To make medicine I harvest bark and twigs, taking just a bit from each shrub so as to not be a jerk, and tincture it fresh. I use it both internally and externally. I will make a liniment with rubbing alcohol for external use only and a tincture with grain alcohol for both internal and external use.

My most important use of Black haw tincture is to address spasms and muscular tension. Our muscles spasm for various reasons-tension, dysmenorrhea, “charlie horse”, injury, overwork, asthma. I take a high dose-1/2 to 1 dropper-internally for menstrual cramps and I’ll do so every 2-4 hours if needed. But all types of so-called uterine colic responds to Black haw including the pain of endometriosis, fibroids, threatened miscarriage, afterbirth pains, ovulation pains, and -I haven’t tried this-but Winston says testicular pains.

“As a uterine tonic it is unquestionably of great utility”-King’s American Dispensatory. Yup.

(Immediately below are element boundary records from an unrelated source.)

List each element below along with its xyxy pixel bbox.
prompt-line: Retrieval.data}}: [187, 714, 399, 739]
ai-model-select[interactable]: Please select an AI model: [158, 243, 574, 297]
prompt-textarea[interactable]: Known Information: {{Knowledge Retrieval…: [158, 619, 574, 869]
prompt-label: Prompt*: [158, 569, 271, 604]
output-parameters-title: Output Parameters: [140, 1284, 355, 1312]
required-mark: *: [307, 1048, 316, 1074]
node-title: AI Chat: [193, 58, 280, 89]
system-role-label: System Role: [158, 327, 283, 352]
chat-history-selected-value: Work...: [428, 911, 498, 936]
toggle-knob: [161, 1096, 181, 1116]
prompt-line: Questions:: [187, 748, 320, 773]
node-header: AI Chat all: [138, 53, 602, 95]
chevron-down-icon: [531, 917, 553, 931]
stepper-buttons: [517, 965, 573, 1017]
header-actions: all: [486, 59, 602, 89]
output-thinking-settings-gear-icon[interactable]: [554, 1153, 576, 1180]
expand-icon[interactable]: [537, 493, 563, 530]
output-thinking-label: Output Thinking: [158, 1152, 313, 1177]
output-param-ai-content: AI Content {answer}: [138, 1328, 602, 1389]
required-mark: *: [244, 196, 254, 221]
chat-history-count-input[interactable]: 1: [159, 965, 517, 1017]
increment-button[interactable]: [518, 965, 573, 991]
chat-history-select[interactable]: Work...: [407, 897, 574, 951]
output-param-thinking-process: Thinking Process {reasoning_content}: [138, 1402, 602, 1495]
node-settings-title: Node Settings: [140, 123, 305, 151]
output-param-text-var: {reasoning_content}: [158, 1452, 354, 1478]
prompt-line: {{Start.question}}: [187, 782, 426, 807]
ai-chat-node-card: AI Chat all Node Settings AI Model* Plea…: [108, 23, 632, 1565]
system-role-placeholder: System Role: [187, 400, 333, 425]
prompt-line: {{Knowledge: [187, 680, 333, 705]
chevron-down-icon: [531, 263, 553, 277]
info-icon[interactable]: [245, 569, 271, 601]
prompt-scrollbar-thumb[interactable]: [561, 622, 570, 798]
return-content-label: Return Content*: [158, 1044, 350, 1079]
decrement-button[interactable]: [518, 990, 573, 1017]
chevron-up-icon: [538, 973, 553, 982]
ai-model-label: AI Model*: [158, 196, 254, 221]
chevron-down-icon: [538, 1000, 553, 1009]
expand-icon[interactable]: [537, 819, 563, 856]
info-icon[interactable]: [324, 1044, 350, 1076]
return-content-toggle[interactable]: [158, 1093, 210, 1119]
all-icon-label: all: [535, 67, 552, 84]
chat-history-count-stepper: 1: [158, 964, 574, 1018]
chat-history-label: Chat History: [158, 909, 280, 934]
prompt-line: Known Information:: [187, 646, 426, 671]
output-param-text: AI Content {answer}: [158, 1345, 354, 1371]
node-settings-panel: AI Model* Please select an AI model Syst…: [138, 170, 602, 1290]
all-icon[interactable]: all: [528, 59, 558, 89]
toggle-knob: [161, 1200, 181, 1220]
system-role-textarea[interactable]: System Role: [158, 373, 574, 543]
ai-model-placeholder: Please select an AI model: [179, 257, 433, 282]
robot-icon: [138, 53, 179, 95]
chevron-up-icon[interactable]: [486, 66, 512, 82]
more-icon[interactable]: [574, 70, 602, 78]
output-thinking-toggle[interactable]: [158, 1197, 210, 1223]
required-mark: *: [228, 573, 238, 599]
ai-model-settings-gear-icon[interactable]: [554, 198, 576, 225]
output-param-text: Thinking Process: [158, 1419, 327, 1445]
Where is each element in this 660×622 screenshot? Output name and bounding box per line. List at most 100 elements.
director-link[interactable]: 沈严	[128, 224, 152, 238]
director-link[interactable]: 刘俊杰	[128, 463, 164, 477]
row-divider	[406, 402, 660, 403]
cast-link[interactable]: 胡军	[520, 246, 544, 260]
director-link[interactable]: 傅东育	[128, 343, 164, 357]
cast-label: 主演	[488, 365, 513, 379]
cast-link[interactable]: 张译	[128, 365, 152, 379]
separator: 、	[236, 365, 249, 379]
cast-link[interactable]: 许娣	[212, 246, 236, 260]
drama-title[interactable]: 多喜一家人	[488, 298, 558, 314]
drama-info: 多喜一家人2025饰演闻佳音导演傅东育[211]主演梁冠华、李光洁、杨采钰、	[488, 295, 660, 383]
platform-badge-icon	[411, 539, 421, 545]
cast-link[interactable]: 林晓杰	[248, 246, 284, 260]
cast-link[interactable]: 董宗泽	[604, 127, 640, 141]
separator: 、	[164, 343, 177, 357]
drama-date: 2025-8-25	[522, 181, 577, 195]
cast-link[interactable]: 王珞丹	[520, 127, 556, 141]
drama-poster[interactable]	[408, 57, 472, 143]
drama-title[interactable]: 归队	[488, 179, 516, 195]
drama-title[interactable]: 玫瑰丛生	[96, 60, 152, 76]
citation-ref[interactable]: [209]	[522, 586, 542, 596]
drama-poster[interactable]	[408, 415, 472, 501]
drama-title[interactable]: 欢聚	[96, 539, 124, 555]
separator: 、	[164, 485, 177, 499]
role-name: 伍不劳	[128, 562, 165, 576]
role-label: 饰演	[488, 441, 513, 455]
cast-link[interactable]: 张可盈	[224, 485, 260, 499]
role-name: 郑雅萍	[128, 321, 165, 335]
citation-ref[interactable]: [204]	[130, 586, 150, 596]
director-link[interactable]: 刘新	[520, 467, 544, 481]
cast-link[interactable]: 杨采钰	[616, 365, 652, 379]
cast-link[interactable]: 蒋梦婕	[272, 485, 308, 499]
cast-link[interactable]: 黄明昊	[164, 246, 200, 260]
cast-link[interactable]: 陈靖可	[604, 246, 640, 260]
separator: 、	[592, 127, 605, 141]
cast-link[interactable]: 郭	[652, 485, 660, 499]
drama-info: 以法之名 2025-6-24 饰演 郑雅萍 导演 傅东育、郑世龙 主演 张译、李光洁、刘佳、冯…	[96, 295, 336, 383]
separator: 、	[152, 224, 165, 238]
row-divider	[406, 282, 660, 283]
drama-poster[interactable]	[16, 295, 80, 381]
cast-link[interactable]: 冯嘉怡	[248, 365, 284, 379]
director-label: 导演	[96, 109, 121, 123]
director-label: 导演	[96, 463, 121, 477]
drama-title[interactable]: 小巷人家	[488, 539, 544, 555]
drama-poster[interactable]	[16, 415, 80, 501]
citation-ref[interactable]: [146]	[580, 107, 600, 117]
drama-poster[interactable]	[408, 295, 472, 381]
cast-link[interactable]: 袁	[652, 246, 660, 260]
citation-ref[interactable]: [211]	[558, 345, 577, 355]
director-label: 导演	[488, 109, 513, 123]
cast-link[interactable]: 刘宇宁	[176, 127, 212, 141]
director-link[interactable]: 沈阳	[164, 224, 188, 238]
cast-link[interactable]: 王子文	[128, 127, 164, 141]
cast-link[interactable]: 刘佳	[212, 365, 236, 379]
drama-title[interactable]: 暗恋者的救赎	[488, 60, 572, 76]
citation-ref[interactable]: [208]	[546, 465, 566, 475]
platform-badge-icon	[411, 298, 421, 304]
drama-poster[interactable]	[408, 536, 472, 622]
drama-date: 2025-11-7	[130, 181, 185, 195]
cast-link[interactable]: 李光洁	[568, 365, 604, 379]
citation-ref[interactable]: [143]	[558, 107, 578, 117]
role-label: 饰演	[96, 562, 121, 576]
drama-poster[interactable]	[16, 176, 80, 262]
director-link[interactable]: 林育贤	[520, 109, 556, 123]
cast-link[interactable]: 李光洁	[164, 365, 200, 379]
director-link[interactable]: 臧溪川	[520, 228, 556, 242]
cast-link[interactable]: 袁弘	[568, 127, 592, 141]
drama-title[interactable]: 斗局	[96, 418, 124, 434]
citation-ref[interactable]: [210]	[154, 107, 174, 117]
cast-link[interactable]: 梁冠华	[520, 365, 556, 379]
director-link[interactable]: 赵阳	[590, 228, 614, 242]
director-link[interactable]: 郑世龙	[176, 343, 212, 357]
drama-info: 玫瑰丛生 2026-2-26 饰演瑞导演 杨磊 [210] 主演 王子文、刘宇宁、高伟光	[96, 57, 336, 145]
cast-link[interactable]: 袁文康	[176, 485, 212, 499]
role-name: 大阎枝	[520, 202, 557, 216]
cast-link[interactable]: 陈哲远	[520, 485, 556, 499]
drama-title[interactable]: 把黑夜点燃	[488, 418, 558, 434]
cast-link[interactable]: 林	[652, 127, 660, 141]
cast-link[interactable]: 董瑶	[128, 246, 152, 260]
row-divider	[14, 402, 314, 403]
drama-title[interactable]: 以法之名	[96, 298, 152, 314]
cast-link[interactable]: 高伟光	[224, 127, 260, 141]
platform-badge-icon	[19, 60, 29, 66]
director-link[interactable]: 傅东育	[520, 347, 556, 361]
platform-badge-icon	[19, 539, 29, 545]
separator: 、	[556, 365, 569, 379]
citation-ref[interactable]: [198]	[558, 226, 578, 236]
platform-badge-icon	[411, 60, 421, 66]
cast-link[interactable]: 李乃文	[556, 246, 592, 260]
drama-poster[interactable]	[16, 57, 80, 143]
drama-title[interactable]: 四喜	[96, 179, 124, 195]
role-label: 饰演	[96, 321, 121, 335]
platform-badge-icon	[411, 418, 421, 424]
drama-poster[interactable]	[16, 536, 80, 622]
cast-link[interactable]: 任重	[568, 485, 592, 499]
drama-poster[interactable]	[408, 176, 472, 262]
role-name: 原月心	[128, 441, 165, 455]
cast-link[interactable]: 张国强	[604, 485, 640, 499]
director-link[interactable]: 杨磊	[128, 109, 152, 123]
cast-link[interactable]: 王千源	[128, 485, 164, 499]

The urinary tract also responds to Black haw and I’ve started to add it to my standard UTI formula of Alder/Monarda tincture if there is pain of a spasmodic nature.

I also use it in tension headaches. I will use it straight up or mixed with Crampbark and  Lobelia-a little bit internally, and a lot externally. In my first aid kit this blend is in a spray bottle-it is a great way to get tincture on places you can’t reach that well or-when you are in the throes of a debilitating tension headache or spasm- to just push the sprayer and avoid messing around with a dropper. I strongly recommend addressing tension and other headaches BEFORE they get bad, thus the joy of carrying such a blend about. Of course, no tincture will deal with all tension, and I recommend combining herbal treatment with deep breaths, tree time and whatever therapeutic practice works for you. My favorite meditation to use with Black haw is “let go”.
For neck pain I blend it with Goldenrod tincture-fresh flowering tops. Aviva Romm recommends adding Jamaican Dogwood bark for headache, which I love for menstrual headaches but is a bit more relaxing than some folks may want. Experimentation is always called for when formulating!

The Eclectics call it a specific for leg cramps and I have used it externally on very intense calf cramps to near-miraculous effect. It is indicated for restless legs, pregnancy induced leg spasm, pain from overwork or over exercise in all parts of legs, feet, and it has a place in back pain formulas.

Matthew Wood calls it a nutritive tonic which improves the powers of digestion and nutrition and Margi Flint indicated it for high blood pressure, these are 2 areas I have yet to explore but seem to make sense to me. 





Black haw is an ally which has been used for a long time and has no reported negative qualities that I’ve found. It is a special plant which I love in every way and which deserves a place in our forest gardens, in our first aid kits and medicine chests.